The plan calls for using empty office space to build new apartments.
The goal is to have more people live in Downtown San Luis Obispo and make the area less economically dependent on tourism.
The city is hoping that hundreds of more people will embrace living downtown and move there in the coming years.
“It’s just an experience, you know. I don’t know if I’d live downtown forever,” said Dylan Ansbro, who lives in San Luis Obispo.
The ordinance, approved Tuesday, calls for building 500 new studios and one-to-two-bedroom apartments by the end of 2028.
More people living downtown could mean more businesses staying open later.
“Businesses staying open would be a benefit to the community especially with more people living around here,” said Ansbro.
Over the past few months, the city has gathered feedback and heard concerns from community members.
“A lot of the concerns were about parking and affordability,” said San Luis Obispo Community Development Housing Coordinator Kyle Bell.
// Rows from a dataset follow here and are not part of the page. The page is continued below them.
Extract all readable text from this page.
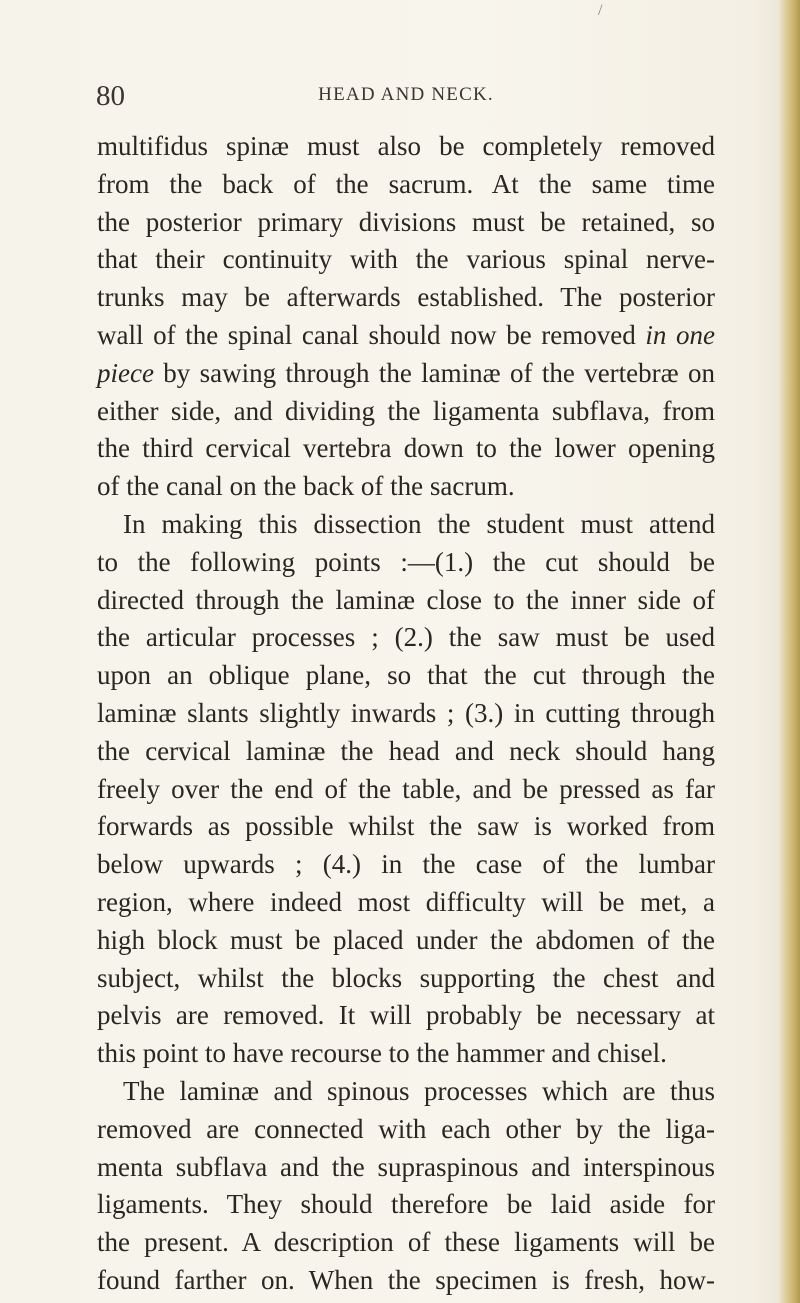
/
80	HEAD AND NECK.
multifidus spinæ must also be completely removed
from the back of the sacrum. At the same time
the posterior primary divisions must be retained, so
that their continuity with the various spinal nerve-
trunks may be afterwards established. The posterior
wall of the spinal canal should now be removed in one
piece by sawing through the laminæ of the vertebræ on
either side, and dividing the ligamenta subflava, from
the third cervical vertebra down to the lower opening
of the canal on the back of the sacrum.
In making this dissection the student must attend
to the following points :—(1.) the cut should be
directed through the laminæ close to the inner side of
the articular processes ; (2.) the saw must be used
upon an oblique plane, so that the cut through the
laminæ slants slightly inwards ; (3.) in cutting through
the cervical laminæ the head and neck should hang
freely over the end of the table, and be pressed as far
forwards as possible whilst the saw is worked from
below upwards ; (4.) in the case of the lumbar
region, where indeed most difficulty will be met, a
high block must be placed under the abdomen of the
subject, whilst the blocks supporting the chest and
pelvis are removed. It will probably be necessary at
this point to have recourse to the hammer and chisel.
The laminæ and spinous processes which are thus
removed are connected with each other by the liga-
menta subflava and the supraspinous and interspinous
ligaments. They should therefore be laid aside for
the present. A description of these ligaments will be
found farther on. When the specimen is fresh, how-
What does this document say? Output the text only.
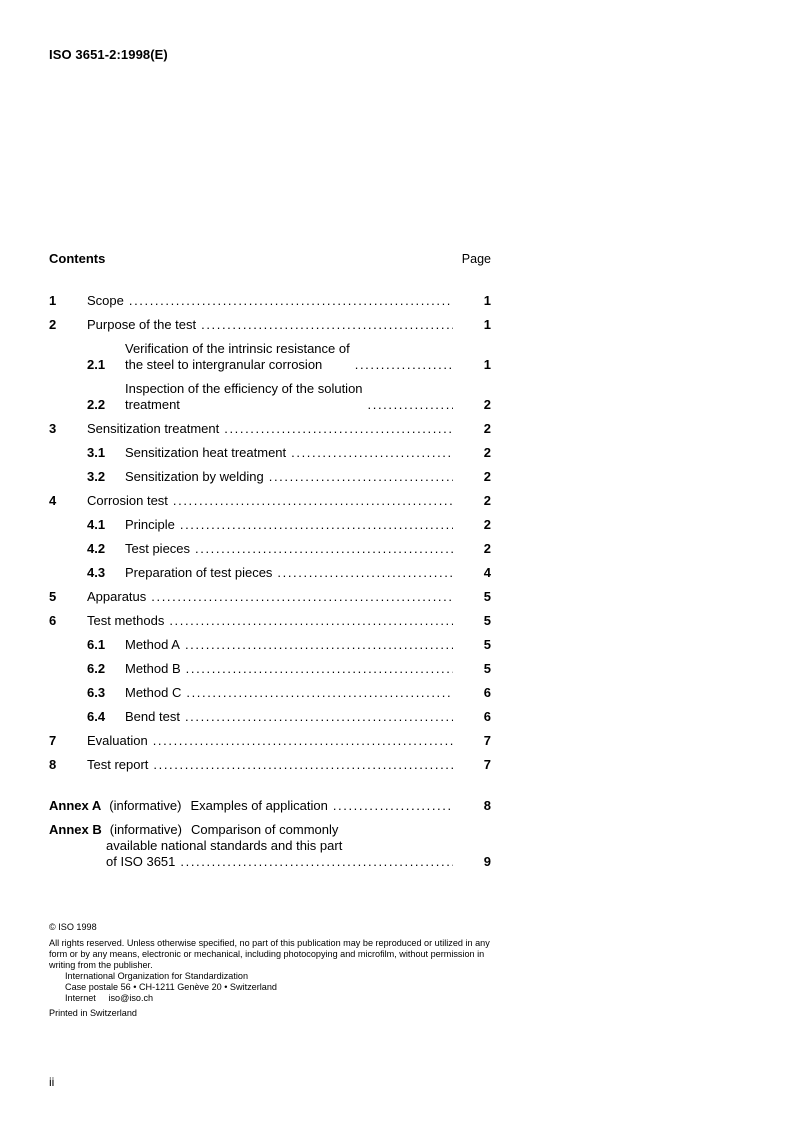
ISO 3651-2:1998(E)
Contents	Page
1	Scope .....	1
2	Purpose of the test .....	1
2.1
Verification of the intrinsic resistance of
the steel to intergranular corrosion .....	1
2.2
Inspection of the efficiency of the solution
treatment .....	2
3	Sensitization treatment .....	2
3.1	Sensitization heat treatment .....	2
3.2	Sensitization by welding .....	2
4	Corrosion test .....	2
4.1	Principle .....	2
4.2	Test pieces .....	2
4.3	Preparation of test pieces .....	4
5	Apparatus .....	5
6	Test methods .....	5
6.1	Method A .....	5
6.2	Method B .....	5
6.3	Method C .....	6
6.4	Bend test .....	6
7	Evaluation .....	7
8	Test report .....	7
Annex A (informative) Examples of application .....	8
Annex B (informative) Comparison of commonly
available national standards and this part
of ISO 3651 .....	9
© ISO 1998
All rights reserved. Unless otherwise specified, no part of this publication may be reproduced or utilized in any form or by any means, electronic or mechanical, including photocopying and microfilm, without permission in writing from the publisher.
International Organization for Standardization
Case postale 56 • CH-1211 Genève 20 • Switzerland
Internet     iso@iso.ch
Printed in Switzerland
ii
There will be no affordable housing requirements for the first 500 units that are built.
The city says that the focus right now is solely aimed at ramping up housing production.
Another change is that the new units will not be allowed to be used as short-term rentals on apps like Airbnb.
“There’s a lot of opportunity to recover from the 2020 pandemic,” said Bell.
The city hopes that drawing more people to live downtown will bring more foot traffic to businesses.
Another goal is to have more people live within walking distance of where they work.
There is no exact timeline on when construction will begin because that is dependent on how quickly the city approves any new development.
“Usually that process can take a few years and so we might not see construction immediately,” explained Bell. “There are also opportunities to convert existing office space to housing units so we might be able to see some housing units constructed more readily within the next few years.”
The city modeled the program after a similar ordinance in Downtown Santa Barbara that was rolled out in 2013.